Louise O. Vasvári

Interview by Andrea Lauer Rice & Réka Pigniczky

ALL MATERIAL: COPYRIGHT CALIFORNIA EUROPEAN CULTURAL INITIATIVE/MEMORY PROJECT

Louise O. Vasvári, emigrated in 1951

Louise O. Vasvári was born Alojzia Olga Vasvári on May 13, 1943 in Budapest, Hungary, her first name is one that was handed down from the 19th century through generations of women. Her maternal grandfather living in Győr was deported in 1944 to Dachau as a political prisoner. Her maternal grandmother and uncle meanwhile saved and hid her father's brother, who was being marched to Germany as a slave laborer. Her father was an engineer who with his brother owned a small factory repairing machinery and in 1945 he worked on restarting commercial life by repairing vehicles and agricultural machinery and as part of this enterprise in March 1948 went to New York to buy used ball bearings but was stranded there by the communist takeover in Hungary. He could not return because he knew he would be jailed but he was lucky enough to get political asylum in the US from President Truman. But he was not able to get out his wife and daughter. By 1951 the family were declared class enemies by the communist government and were constantly in fear of being internally deported and some of their family were sent to Kistarcsa prison.

Miraculously, in part through the intervention of then Senator Jerry Ford, Louise and her mother were given red exit-only passports (at a time when it was virtually unknown for non-party members to travel). However, Louise's father could not obtain visas for htem to enter the US and they had to first spend a year in Bogota, Colombia, where they knew no one but her mother managed to survive by living and working in the Hungarian community. They were finally allowed to emigrate to the U.S. in 1952, arriving to Newark, NJ and settling in Irvington, where they knew only two Hungarian couples, so that they were mostly on their own.

Louise talks in vivid detail about her first years as an immigrant in the U.S., the mistakes her family made and her yearning to help the wave of refugees that streamed into the country after the Revolution of 1956.

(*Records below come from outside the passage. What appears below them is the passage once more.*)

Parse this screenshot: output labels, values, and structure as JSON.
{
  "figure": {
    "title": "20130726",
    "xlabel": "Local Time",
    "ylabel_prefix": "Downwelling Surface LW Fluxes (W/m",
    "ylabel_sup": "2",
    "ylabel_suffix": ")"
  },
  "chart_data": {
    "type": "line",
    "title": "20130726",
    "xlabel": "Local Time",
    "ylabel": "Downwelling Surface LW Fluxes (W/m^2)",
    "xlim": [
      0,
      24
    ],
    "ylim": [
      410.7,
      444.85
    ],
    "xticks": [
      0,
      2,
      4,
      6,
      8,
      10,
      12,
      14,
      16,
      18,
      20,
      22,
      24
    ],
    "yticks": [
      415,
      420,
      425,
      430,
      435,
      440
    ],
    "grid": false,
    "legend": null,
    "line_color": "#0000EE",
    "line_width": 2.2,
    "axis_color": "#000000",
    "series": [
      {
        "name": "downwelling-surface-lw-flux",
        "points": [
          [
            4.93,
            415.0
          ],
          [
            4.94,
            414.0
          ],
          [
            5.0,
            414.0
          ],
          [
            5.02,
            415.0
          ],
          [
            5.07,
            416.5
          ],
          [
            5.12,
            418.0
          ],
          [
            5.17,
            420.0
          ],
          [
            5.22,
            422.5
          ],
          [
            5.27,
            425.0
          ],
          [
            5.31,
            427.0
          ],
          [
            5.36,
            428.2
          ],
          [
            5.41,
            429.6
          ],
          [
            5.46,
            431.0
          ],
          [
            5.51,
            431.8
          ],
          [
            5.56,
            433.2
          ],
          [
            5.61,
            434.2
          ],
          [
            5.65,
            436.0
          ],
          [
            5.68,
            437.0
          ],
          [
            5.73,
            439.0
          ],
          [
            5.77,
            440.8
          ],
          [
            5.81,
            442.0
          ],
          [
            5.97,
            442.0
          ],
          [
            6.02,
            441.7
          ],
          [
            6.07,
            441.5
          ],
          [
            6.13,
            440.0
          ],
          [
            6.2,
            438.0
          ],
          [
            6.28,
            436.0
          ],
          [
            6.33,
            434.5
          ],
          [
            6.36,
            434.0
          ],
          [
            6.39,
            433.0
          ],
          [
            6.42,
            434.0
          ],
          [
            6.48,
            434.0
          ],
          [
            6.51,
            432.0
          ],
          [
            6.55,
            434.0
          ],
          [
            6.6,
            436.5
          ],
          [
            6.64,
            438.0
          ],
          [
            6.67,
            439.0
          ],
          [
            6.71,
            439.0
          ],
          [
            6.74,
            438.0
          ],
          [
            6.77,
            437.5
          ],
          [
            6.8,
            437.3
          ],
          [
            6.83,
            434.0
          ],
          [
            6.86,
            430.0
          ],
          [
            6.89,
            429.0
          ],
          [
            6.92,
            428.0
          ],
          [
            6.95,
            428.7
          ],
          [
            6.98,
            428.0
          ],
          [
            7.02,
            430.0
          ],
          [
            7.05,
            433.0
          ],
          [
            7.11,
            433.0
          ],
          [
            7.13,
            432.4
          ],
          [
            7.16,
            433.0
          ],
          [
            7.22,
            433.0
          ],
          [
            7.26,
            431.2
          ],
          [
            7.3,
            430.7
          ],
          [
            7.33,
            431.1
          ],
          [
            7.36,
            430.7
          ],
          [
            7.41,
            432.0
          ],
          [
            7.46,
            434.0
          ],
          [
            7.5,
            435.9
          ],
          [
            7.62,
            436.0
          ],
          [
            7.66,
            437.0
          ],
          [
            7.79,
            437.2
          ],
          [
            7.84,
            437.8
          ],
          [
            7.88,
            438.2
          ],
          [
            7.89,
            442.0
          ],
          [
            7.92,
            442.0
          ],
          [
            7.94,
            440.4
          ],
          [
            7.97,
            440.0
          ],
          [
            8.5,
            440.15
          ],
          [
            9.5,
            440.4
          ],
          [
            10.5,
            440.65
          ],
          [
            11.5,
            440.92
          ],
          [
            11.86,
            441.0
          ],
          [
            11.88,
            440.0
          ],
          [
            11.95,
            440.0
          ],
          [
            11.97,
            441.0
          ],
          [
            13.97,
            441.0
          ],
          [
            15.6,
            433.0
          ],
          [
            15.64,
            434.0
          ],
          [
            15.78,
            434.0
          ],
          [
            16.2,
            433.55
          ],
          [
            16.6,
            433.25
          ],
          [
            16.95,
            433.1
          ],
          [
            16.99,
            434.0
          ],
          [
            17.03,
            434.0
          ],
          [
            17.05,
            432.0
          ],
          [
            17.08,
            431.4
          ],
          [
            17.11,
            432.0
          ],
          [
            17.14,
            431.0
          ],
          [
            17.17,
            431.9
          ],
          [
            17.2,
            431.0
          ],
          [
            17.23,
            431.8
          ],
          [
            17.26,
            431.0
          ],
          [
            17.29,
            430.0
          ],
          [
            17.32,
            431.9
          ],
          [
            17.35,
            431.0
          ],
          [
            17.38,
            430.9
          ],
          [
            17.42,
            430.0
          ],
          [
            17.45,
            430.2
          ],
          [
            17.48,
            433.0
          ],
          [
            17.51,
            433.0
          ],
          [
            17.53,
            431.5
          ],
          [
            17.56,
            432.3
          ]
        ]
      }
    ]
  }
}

She first received a BA in Spanish and German at Montclair State College in New Jersey, graduating in three years. She then went to the University of California, Berkeley for an MA and then Ph.D. in Romance Philology. She later worked the major part of her academic career in Stony Brook University, from where she is the Editor in Chief, Hungarian Cultural Studies E Journal of the American Hungarian Educators' Association, and a Professor Emerita of Comparative Literature and of Linguistics. Currently she teaches in the Linguistics Department at NYU and is also Affiliated Professor at the University of Szeged. She works in medieval studies, diachronic and socio-linguistics, , Holocaust studies, and Hungarian Studies, all informed by gender theory within a broader framework of comparative cultural studies.